State of ML and AI in InfoSec
By Ashish Chhatani - Sep 2, 2018
Machine learning and artificial intelligence have taken the techno world by storm. The concept of training the machines and act like an individual to help and speed up the work for humans looks luring concept and is expanding its reach lately. Machine learning has been adopted and applied by all the organisations to lead the market competition in their own ways. As machine learning and artificial intelligence are becoming an X-factor, it’s interesting to see how it can become effective in the InfoSec field.
What is Machine Leraning?
As we deep dive into ML and AI, it’s important to know what exactly these two stands for. The whole idea behind machine learning was to make machine learn the behaviour and understand the tasks rather than feeding them with what they should know. Neural networks has played a vital role into the emergence of Machine learning. A neural network is nothing but a computer system designed to work by classifying information in the same way a human brain does. It can be taught to recognise, for example, images, and classify them according to elements they contain. It also works on a system of probability- based on data fed to it, it is able to make statements, decisions or predictions with a degree of certainty. The addition of a feedback loop activates the learning part.
What is Artificial Intelligence?
While AI has been around for a while. AI mostly focuses on mimicking human decision making processes and carrying out tasks in more human ways. AI is actually categorised into two parts- Applied and general. The point to be noted here is ML and AI are not the same. People most of the time end up recognise both of them as the one which is not the case. ML is in fact sub field of artificial intelligence. All machine learning counts as AI, but not all AI counts as machine learning.

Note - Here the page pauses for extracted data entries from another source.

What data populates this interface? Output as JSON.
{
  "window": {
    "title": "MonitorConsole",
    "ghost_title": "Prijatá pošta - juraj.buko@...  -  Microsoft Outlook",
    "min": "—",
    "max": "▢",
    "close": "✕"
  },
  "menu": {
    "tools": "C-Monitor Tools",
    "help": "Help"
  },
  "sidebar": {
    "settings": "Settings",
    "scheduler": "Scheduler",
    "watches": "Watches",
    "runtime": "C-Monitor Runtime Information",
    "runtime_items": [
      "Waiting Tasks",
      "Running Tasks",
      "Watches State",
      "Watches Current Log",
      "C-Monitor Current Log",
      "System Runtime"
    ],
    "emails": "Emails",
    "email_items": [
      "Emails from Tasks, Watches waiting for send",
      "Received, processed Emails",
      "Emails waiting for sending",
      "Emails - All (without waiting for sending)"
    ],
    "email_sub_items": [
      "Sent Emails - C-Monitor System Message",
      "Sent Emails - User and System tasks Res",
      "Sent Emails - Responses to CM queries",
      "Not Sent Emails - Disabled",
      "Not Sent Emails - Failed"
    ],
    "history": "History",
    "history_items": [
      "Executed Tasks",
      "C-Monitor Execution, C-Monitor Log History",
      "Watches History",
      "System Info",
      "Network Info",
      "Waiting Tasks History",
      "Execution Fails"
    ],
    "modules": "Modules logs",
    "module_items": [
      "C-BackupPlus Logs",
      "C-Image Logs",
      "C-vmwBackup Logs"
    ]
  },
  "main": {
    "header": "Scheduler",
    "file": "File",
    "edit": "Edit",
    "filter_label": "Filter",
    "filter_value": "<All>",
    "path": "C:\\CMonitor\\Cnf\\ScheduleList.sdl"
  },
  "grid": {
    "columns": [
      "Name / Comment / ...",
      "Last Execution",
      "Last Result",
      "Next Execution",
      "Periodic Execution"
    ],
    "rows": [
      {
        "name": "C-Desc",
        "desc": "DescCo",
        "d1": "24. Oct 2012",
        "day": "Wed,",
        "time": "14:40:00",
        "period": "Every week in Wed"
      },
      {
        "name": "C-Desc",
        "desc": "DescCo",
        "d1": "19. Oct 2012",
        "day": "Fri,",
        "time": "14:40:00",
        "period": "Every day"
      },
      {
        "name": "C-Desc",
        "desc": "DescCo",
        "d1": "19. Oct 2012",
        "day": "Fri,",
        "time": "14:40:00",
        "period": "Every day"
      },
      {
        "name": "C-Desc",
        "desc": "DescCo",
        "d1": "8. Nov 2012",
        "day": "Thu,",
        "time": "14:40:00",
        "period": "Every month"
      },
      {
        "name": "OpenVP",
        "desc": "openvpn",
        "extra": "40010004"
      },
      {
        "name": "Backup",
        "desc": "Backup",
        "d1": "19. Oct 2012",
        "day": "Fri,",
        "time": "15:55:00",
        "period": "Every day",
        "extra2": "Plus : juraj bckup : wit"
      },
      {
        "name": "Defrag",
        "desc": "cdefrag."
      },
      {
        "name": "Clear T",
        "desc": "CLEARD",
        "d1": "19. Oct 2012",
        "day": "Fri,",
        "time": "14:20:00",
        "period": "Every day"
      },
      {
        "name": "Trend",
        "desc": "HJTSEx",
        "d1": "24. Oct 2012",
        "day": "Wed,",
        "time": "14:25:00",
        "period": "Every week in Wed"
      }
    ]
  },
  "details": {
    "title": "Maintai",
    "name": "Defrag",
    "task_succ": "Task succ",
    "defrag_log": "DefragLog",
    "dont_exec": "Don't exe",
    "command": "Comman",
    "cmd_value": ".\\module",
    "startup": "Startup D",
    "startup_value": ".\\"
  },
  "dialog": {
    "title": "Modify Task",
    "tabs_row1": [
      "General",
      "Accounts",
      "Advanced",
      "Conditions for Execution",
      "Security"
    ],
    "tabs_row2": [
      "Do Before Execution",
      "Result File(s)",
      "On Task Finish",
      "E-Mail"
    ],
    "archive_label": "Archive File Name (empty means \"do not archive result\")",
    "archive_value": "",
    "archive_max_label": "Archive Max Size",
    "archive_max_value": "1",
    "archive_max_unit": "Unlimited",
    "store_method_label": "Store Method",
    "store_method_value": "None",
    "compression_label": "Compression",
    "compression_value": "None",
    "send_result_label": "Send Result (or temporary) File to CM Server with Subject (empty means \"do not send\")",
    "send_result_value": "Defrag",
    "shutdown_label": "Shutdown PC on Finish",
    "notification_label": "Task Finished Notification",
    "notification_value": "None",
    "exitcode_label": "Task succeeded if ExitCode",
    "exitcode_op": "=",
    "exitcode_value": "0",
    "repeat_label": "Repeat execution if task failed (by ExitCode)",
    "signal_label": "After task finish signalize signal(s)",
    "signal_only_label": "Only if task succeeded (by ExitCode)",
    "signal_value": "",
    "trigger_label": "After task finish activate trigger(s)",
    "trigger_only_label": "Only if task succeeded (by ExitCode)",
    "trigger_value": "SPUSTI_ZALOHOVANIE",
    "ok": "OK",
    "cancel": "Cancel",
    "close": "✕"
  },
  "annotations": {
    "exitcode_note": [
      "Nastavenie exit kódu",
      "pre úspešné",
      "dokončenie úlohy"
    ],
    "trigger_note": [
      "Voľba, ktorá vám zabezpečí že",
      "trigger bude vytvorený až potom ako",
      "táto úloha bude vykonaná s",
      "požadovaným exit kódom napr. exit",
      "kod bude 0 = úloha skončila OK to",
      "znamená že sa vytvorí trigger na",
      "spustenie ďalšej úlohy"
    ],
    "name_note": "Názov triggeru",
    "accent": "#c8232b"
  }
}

Making it more understandable, One aspect that separates machine learning from the knowledge graphs and expert systems is its ability to modify itself when exposed to more data; i.e. machine learning is dynamic and does not require human intervention to make certain changes.
As machine learning and artificial intelligence are becoming an X-factor, it’s interesting to see how it can become effective in the InfoSec field. Well, if see some practical use case of it then there plenty in which these buzzing words can prove their metal. ML can be applied in the advanced penetration testing where it can be used to see the behaviour of an application- the request, response and then can be used in the tools to carry out the pen test in an effective manner. Actually there are few tools already available which uses ML. Deep exploit is one of the example for that. It’s important for security professionals to know where the hype around machine learning ends and where practical applications begin. Machine learning has its own limits and it is necessary to understand that part in particular as the algorithm used to book an appointment can not be used to avoid the execution of malware.
Understanding Machine Learning
Making machines understand the behaviour sounds clean but how the hack to achieve that? How to make machines take their own decisions? Well there are certain ways to achieve this feat.
The concept of supervised and unsupervised learning is there to get the machines understand the things at quite an extent.
Supervised learning: In this method, machines are fed with the dataset which you can call it as training data, an algorithm is applied which understands it, classifies it and use it to make a prediction for the next time. The more data is fed, more understandability is developed. The accuracy is obviously not a 100% but yes over the time it does get increase and makes it nearly accurate.
Unsupervised learningapplies algorithms to unclassified and uncategorised data, leaving the development of the analysis framework to the machine. Unsupervised learning can help uncover and even predict patterns that would otherwise go unnoticed.
Reinforcement learninggives thumbs up for taking desired actions based on conclusions reached by the algorithms.
Machine learning and Artificial Intelligence in InfoSec
Information security is a vast field which has numerous items in the bucket. Detection, Prevention, Exploitation are the generalised forms of the actions it has. All three actions have thousands of sub activities and tools beneath them. So, it is very important to understand the scope for applying ML in InfoSec. The idea should be to add a value and not just doing for the sake to follow the trend and applying forcefully without proper results.
One of the most used scenarios of machine learning usage is intelligent automation (IA). Different from classic automation, intelligent automation eliminates expensive and unscalable human intelligence without sacrificing the quality or reliability of the process. ML can be used to analyse the samples of malware, ransomware, worms to understand the signatures and can be effectively used to avoid forthcoming malware that can make a hazardous impact. An advanced IDS and IPS can be built using Machine learning algorithms in it.
To detect anomalies, one of the massive challenges is to define what’s normal. The future of ML and AI in security may not be in providing defence against attacks but in making exploits extremely rare and difficult to find. AI can correct human behaviour to make people “more perfect” and less error-prone. Every great techniques comes with the challenges as well. The potential for future attacks that leverage automation and the malicious use of AI requires a thoughtful defensive strategy to counter them.
Adversaries today generally do not require artificial intelligence to be effective, but instead rely on network and human vulnerabilities that the attacker understands and exploits. But, as the report points out, and as we have discussed elsewhere, we’ll very likely see the offensive use of AI in the wild in the coming months and years.
To sum up everything, ML and AI provides an edge to the existing tools and solutions available currently and definitely can add massive value in the infosec domain. It can be used to make the tools more advanced, efficient and errorless. Apart from tools, it can also be used in an effective manner to cop up with zero day attacks.